USD 234 board, teachers' union reach agreement on contracts
After months of negotiating, the contract dispute between the USD 234 Board of Education and Fort Scott's Kansas National Education Association (KNEA) members has been resolved.
During a Feb. 22 meeting between the two sides, a two-year contract was proposed that would resolve this year's contract dispute, which nearly reached the fact-finding stage, while also setting the terms for the 2007-08 school year contract. Fort Scott KNEA spokesperson and Eugene Ware Elementary School teacher Glenda Miller said the faculty approved the plan, 126 positive votes to just 11 negative votes. The board of education ratified the agreement during Monday's regular board meeting, making the contract agreement official.
By agreeing on terms for next year's contract, the district avoids any contract dispute during the 07-08 school year, which is a pleasant change from this year's contract negotiations. The two sides officially declared impasse on this year's negotiations on Sept. 12, 2006, and were scheduled to advance to fact-finding, the final stage in the negotiations process, on Feb. 27.
Fort Scott KNEA President Linda Jackson said the two-year agreement has many benefits for teachers, including having the stability of knowing what their salaries will be next year.

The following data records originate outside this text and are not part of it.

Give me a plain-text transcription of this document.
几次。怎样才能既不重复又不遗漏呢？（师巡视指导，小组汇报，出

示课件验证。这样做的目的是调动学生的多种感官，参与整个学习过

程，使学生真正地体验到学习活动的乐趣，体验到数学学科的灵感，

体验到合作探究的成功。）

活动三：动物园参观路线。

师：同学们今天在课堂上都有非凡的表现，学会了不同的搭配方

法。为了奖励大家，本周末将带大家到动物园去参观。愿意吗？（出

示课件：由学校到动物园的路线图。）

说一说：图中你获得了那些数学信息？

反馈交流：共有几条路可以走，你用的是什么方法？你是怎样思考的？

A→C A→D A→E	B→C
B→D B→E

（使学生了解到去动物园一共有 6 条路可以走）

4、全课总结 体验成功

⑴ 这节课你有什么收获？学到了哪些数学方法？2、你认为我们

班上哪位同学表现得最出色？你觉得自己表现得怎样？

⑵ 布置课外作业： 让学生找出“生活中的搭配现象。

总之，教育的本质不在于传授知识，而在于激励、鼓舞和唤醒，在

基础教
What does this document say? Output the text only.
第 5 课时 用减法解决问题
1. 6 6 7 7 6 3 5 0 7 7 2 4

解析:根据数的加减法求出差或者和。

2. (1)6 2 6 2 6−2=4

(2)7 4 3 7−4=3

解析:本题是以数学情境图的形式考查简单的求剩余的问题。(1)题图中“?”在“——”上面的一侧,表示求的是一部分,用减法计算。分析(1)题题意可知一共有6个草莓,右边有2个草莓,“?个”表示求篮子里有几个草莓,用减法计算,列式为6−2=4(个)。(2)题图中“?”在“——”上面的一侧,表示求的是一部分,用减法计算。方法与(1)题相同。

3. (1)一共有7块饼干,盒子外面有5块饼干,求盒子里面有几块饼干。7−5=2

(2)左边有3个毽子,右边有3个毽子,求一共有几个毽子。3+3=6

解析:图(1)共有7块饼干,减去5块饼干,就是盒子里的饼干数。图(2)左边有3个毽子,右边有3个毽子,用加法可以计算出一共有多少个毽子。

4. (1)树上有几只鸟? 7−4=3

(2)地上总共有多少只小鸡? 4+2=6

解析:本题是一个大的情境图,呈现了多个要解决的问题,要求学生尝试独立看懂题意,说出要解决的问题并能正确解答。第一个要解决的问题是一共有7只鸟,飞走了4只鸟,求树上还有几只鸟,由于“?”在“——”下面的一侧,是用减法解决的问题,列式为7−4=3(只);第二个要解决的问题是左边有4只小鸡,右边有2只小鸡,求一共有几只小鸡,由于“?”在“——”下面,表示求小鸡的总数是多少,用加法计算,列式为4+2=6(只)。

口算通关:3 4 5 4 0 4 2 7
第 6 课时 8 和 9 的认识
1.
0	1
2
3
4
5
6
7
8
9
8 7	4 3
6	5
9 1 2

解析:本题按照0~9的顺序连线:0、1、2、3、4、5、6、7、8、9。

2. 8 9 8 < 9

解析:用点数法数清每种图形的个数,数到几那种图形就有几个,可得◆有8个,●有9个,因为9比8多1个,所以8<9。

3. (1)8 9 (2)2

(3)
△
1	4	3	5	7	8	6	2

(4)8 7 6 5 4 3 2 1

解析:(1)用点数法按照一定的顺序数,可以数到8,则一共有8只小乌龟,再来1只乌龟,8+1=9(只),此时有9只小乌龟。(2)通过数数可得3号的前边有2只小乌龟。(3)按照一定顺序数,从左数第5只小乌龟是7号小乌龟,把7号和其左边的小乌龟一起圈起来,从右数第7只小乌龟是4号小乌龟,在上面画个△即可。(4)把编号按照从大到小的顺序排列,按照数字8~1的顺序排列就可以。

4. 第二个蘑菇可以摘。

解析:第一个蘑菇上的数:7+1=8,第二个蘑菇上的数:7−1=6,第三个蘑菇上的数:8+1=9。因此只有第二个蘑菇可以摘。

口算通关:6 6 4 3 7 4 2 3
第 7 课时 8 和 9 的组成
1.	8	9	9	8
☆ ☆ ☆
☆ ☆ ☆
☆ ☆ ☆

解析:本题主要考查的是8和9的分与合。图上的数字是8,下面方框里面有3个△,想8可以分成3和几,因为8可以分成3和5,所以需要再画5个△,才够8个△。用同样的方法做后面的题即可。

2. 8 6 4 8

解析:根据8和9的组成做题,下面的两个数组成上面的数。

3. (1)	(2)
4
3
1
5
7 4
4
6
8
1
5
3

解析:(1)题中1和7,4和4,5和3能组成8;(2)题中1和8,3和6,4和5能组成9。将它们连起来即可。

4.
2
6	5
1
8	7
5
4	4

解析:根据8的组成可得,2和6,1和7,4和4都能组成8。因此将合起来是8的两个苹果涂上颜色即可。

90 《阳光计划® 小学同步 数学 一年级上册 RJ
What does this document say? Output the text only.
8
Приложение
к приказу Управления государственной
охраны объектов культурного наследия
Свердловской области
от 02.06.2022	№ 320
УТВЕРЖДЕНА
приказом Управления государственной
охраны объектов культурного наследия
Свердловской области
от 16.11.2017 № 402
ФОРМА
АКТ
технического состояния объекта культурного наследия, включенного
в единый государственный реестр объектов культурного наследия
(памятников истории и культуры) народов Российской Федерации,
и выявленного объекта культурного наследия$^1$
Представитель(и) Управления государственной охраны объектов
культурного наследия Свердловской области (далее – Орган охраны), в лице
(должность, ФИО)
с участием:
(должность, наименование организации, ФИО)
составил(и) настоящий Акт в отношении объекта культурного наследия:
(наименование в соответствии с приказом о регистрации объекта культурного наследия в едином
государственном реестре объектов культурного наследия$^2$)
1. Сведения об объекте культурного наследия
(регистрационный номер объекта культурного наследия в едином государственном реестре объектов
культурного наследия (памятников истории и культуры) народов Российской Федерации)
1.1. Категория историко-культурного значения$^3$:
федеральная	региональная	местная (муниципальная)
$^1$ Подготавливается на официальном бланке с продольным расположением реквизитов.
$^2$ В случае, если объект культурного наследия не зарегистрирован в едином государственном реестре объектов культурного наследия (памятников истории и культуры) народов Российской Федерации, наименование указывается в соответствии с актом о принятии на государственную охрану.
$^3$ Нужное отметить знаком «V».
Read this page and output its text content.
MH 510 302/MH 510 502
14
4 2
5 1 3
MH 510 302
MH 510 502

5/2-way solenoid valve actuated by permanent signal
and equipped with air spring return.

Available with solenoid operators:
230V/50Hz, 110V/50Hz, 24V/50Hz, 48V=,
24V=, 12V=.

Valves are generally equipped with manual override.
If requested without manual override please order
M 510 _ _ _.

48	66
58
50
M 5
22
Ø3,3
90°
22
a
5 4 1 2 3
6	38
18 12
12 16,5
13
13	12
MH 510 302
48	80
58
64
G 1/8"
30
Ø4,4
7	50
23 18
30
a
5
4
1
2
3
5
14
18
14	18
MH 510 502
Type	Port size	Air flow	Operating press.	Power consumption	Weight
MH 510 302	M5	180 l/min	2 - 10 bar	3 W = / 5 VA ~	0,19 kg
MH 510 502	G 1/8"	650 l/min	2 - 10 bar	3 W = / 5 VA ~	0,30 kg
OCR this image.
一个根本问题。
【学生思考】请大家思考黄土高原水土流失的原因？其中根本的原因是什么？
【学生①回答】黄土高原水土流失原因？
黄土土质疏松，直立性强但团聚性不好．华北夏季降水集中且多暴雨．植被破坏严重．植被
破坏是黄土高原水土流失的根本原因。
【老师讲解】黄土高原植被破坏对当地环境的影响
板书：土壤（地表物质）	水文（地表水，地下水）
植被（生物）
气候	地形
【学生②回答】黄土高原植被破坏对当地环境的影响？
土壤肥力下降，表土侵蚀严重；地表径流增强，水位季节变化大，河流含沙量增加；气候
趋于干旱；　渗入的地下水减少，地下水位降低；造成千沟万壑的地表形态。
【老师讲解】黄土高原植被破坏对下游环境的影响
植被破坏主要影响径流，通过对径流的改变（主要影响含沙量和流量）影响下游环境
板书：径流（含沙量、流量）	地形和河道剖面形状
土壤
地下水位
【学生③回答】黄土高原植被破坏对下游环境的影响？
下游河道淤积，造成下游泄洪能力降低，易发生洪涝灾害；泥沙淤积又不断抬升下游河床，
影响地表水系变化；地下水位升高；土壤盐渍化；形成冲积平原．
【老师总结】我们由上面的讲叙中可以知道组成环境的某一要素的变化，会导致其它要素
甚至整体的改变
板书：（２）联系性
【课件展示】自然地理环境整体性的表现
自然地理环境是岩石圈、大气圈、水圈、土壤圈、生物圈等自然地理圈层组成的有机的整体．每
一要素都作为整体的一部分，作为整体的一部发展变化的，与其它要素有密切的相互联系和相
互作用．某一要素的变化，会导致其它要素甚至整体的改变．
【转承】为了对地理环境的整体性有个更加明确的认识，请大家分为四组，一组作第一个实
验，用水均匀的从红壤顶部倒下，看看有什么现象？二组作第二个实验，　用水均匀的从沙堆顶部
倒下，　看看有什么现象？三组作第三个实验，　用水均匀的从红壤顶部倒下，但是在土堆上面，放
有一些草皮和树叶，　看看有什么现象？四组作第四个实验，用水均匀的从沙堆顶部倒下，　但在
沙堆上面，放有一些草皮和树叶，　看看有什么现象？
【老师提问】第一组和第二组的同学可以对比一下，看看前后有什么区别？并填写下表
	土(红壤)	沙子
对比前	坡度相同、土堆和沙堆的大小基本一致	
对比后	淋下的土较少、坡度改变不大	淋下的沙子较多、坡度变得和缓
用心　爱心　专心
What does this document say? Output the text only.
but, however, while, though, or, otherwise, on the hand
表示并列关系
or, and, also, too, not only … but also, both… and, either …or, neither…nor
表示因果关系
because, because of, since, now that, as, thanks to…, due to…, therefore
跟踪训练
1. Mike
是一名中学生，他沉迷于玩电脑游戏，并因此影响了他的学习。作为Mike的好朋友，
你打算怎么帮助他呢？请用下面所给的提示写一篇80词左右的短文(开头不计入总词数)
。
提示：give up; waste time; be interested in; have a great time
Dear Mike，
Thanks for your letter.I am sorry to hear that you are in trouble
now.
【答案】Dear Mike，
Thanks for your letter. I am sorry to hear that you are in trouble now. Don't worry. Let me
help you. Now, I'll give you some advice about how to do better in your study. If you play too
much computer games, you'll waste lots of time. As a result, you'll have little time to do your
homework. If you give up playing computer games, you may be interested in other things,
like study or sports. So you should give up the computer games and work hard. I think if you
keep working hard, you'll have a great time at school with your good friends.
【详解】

She added that the agreement also helps to raise morale among teachers.
"It offers stability," Jackson said, "because we know the money coming in. Right now, everybody is really energized by this."
USD 234 Business Manager Alan Drake said coming to a two-year agreement in the contract negotiations is a rare occasion. Even more unique, he said, is having the following year's contract agreed upon so early in the process. In a normal year, Drake said, the two negotiation teams would exchange their proposals in February, then in March and April they would meet to discuss "non-money issues." Drake said the issues involving money would have to wait until the state legislature releases its school finance package for the year, which usually takes place in the summer.
However, thanks to the three-year, $466 million school finance plan the Kansas legislature passed in the summer of 2006, school districts already know how much money is allotted to them, thus speeding up the contract talks.
"This is an unusual year as we look at next year, because we know the money set aside by the legislature right now," Drake said. "In the past, we have not known that."
The contract agreement for the current school year includes a 6.1 percent average raise per teacher, with 3.5 percent minimum and a 17.81 percent maximum based on salary schedule advancement. Since the teachers have been working under the 2005-06 contract, they will receive a supplementary paycheck on April 6 in the amount owed to them based on the difference in pay between last year's contract and this year's agreement, Drake said. The teachers' April 25 paycheck will be their first under the new contract.
Terms of the 2007-08 contract include a $29,319 base salary and a 4.12 percent minimum pay raise. Those numbers include the addition of one instructional teaching day to the school year, an addition that Superintendent Rick Werling said is needed due to the increasing standards brought on by President George W. Bush's No Child Left Behind Act.
"With No Child Left Behind, we are having to meet higher and higher standards," Werling said. "We've decided to add another instructional day, which we hope will make a difference for our students and our teachers."
Miller said that having next year's contract already agreed upon has other benefits outside of the salary issues.
"I'm smiling ear to ear," Miller said, "because I don't have to come back this summer and negotiate. I actually get a summer break."
With the new agreement, Drake said negotiations will not need to take place again until February 2008, when the two sides will meet to discuss the 2008-09 school year.